At least 4.5 million people had their personal data exposed after an IT system used by Air India was subjected to a “sophisticated cyber attack”.
The airline was first notified of the breach in February, but only disclosed its involvement in the past week.
Details including names, passport information and payment details stretching back 10 years were accessed by the cybercriminals.
However, CVV/CVC numbers and passwords were not accessed, according to a statement.
The compromised software was operated by SITA Passenger Service System according to Air India.
SITA put out a statement acknowledging the hack at the beginning of March, but did not specify how many people were affected or which airlines had fallen prey.
Other major carriers were also affected, including Star Alliance members Singapore Airlines, New Zealand Air and Lufthansa.
Air India said that the incident “affected around 4,500,000 data subjects in the world” but did not specify how many were their customers.
The hackers managed to get their hands on data from 26 August 2011 to 3 February 2021.
The airline’s statement said: “Air India would like to inform its valued customers that its Passenger Service System (PSS) provider has informed about a sophisticated cyber attack it was subjected to in the last week of February 2021.
“While the level and scope of sophistication is being ascertained through forensic analysis and the exercise is ongoing, the service provider has confirmed that post incident, no unauthorised activity inside the PSS infrastructure has been detected.”
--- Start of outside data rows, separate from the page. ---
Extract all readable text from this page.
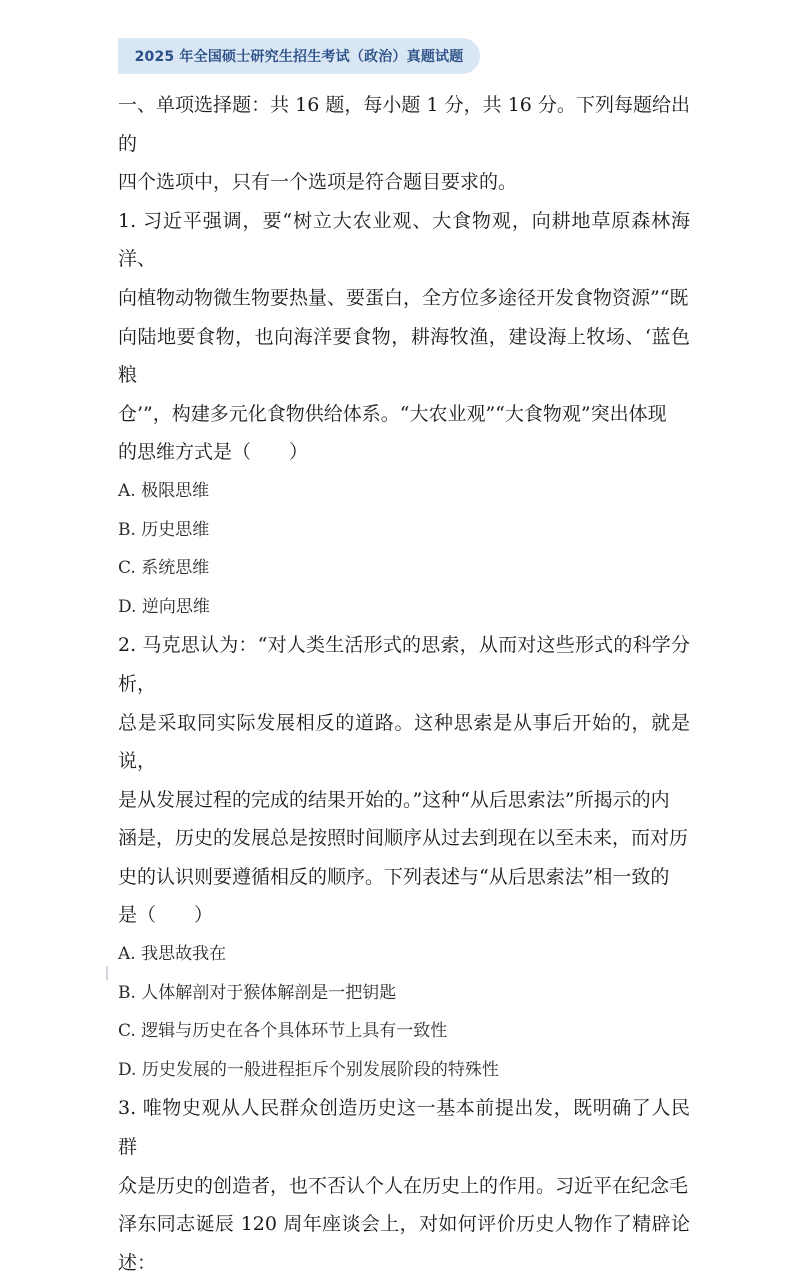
2025 年全国硕士研究生招生考试（政治）真题试题

一、单项选择题：共 16 题，每小题 1 分，共 16 分。下列每题给出的

四个选项中，只有一个选项是符合题目要求的。

1. 习近平强调，要“树立大农业观、大食物观，向耕地草原森林海洋、

向植物动物微生物要热量、要蛋白，全方位多途径开发食物资源”“既

向陆地要食物，也向海洋要食物，耕海牧渔，建设海上牧场、‘蓝色粮

仓’”，构建多元化食物供给体系。“大农业观”“大食物观”突出体现

的思维方式是（　　）

A. 极限思维

B. 历史思维

C. 系统思维

D. 逆向思维

2. 马克思认为：“对人类生活形式的思索，从而对这些形式的科学分析，

总是采取同实际发展相反的道路。这种思索是从事后开始的，就是说，

是从发展过程的完成的结果开始的。”这种“从后思索法”所揭示的内

涵是，历史的发展总是按照时间顺序从过去到现在以至未来，而对历

史的认识则要遵循相反的顺序。下列表述与“从后思索法”相一致的

是（　　）

A. 我思故我在

B. 人体解剖对于猴体解剖是一把钥匙

C. 逻辑与历史在各个具体环节上具有一致性

D. 历史发展的一般进程拒斥个别发展阶段的特殊性

3. 唯物史观从人民群众创造历史这一基本前提出发，既明确了人民群

众是历史的创造者，也不否认个人在历史上的作用。习近平在纪念毛

泽东同志诞辰 120 周年座谈会上，对如何评价历史人物作了精辟论述：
A second press release added that, after the notification of the hack, the steps taken included: “Investigating the data security incident, securing the compromised servers, engaging external specialists of data security incidents, notifying and liaising with the credit card issuers and resetting passwords of Air India Frequent Flyer Program.”
It added: “Further, our data processor has ensured that no abnormal activity was observed after securing the compromised servers.
“While we and our data processor continue to take remedial actions including but not limited to the above, we would also encourage passengers to change passwords wherever applicable to ensure safety of their personal data.”